Progression-Free Survival For PD-L1 Positive Participants	Up to approximately 75 months	PFS was defined as the time from randomization to the first documented disease progression, or death due to any cause, whichever occurred first. Per RECIST 1.1, progressive disease was defined as at least a 20% increase in the sum of diameters of target lesions, taking as reference the smallest sum on study. In addition to the relative increase of 20%, the sum must also demonstrate an absolute increase of at least 5 mm. The appearance of one or more new lesions was also considered progression. The PFS for only PD-L1 positive participants during first course pembrolizumab treatment per protocol, is presented. Note: All participants in Cohort 3 had a PD-L1-positive tumor status.

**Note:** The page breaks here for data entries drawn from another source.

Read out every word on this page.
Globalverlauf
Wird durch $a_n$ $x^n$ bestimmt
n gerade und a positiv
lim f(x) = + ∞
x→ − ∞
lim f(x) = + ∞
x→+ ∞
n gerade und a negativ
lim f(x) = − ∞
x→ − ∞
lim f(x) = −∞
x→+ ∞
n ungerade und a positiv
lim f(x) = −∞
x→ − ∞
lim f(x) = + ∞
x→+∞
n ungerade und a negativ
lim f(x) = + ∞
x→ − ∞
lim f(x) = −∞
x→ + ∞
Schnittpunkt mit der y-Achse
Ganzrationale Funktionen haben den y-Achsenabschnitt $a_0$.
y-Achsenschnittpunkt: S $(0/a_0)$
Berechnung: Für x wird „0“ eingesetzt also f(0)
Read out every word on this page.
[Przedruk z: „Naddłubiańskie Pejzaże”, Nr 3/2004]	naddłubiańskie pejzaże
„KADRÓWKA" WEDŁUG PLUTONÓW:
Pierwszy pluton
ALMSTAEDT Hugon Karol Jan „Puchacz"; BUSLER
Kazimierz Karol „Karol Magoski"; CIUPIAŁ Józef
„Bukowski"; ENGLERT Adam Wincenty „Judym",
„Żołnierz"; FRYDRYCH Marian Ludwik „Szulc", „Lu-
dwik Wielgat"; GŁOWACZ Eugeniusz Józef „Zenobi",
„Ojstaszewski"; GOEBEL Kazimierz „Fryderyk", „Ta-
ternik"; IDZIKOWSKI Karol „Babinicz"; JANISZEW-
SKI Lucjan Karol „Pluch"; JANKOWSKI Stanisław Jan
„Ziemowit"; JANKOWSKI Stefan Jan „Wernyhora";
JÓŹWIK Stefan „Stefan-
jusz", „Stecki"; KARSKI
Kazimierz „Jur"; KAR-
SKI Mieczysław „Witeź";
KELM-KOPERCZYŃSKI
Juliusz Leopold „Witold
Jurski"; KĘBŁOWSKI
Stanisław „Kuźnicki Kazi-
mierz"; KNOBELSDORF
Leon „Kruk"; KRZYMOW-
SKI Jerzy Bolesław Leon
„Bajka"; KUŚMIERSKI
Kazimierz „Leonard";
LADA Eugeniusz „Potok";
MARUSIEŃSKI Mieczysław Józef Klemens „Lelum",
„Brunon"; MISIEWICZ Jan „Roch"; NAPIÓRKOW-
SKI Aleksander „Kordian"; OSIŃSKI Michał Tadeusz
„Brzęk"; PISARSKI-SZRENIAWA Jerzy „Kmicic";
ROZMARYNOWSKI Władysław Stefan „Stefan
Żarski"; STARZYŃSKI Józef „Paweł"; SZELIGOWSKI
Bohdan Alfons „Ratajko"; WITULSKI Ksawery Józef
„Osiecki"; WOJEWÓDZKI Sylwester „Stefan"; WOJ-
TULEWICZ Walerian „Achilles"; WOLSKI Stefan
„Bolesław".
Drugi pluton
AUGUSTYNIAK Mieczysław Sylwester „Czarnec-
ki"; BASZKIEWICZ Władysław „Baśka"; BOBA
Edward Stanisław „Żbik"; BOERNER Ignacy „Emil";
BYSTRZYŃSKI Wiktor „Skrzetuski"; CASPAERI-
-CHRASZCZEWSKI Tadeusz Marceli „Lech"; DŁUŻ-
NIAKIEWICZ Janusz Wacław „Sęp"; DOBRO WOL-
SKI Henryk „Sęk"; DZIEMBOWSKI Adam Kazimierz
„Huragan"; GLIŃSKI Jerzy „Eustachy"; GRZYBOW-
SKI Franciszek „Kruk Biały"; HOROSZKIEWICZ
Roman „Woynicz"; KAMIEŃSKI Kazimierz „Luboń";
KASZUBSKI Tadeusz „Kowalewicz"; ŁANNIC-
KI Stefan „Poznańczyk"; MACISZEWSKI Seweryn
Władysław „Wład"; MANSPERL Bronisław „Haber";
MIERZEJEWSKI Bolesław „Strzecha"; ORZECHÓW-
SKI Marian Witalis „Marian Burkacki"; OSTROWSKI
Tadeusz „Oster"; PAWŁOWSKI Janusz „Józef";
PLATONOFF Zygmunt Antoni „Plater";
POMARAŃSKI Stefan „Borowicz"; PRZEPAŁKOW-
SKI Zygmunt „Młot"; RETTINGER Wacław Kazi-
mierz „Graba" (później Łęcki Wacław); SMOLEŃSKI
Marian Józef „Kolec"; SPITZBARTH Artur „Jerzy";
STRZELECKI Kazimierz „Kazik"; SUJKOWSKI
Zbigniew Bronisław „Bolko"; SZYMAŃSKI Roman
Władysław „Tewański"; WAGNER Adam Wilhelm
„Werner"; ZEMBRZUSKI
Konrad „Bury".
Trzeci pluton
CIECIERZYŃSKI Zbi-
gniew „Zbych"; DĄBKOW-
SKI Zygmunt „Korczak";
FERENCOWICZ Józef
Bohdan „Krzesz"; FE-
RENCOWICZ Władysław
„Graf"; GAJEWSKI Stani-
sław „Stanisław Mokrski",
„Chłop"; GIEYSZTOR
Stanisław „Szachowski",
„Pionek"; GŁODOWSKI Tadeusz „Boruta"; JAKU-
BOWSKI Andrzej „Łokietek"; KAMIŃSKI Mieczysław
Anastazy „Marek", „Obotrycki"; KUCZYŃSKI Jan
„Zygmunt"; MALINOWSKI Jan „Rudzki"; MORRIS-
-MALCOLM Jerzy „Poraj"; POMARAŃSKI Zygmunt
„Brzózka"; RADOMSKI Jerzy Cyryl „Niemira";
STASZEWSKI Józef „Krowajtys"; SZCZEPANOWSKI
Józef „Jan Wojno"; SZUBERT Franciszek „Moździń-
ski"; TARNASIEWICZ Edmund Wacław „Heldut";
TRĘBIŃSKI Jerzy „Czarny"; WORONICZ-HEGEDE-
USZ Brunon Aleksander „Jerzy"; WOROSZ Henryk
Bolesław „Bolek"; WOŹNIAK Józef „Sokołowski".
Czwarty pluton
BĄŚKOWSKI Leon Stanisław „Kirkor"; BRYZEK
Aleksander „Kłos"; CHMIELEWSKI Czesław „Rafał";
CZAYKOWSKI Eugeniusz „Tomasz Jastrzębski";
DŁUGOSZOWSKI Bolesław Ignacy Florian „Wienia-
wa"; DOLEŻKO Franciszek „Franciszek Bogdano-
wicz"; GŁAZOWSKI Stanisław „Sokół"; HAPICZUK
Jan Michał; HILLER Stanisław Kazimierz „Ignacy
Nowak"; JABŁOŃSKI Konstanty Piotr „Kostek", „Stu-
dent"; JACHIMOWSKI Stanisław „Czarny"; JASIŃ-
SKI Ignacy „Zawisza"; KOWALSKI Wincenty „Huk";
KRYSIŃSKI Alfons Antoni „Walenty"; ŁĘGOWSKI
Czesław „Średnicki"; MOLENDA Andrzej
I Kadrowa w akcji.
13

Disease Control Rate For PD-L1 Positive Participants	Up to approximately 75 months	DCR was defined as the percentage of participants in the analysis population who had a CR or a PR (CR: Disappearance of all target lesions; PR: At least a 30% decrease in the sum of diameters of target lesions) or stable disease (SD); (SD: neither sufficient shrinkage to qualify for PR nor sufficient increase to qualify for progressive disease) for ≥6 months, (for Cohort 1 ≥2 months) as assessed by central radiology review. The percentage of participants with PD-L1+ tumor status who experienced a CR or PR or SD during first course pembrolizumab treatment per protocol, is presented. Note: All participants in Cohort 3 had a PD-L1-positive tumor status.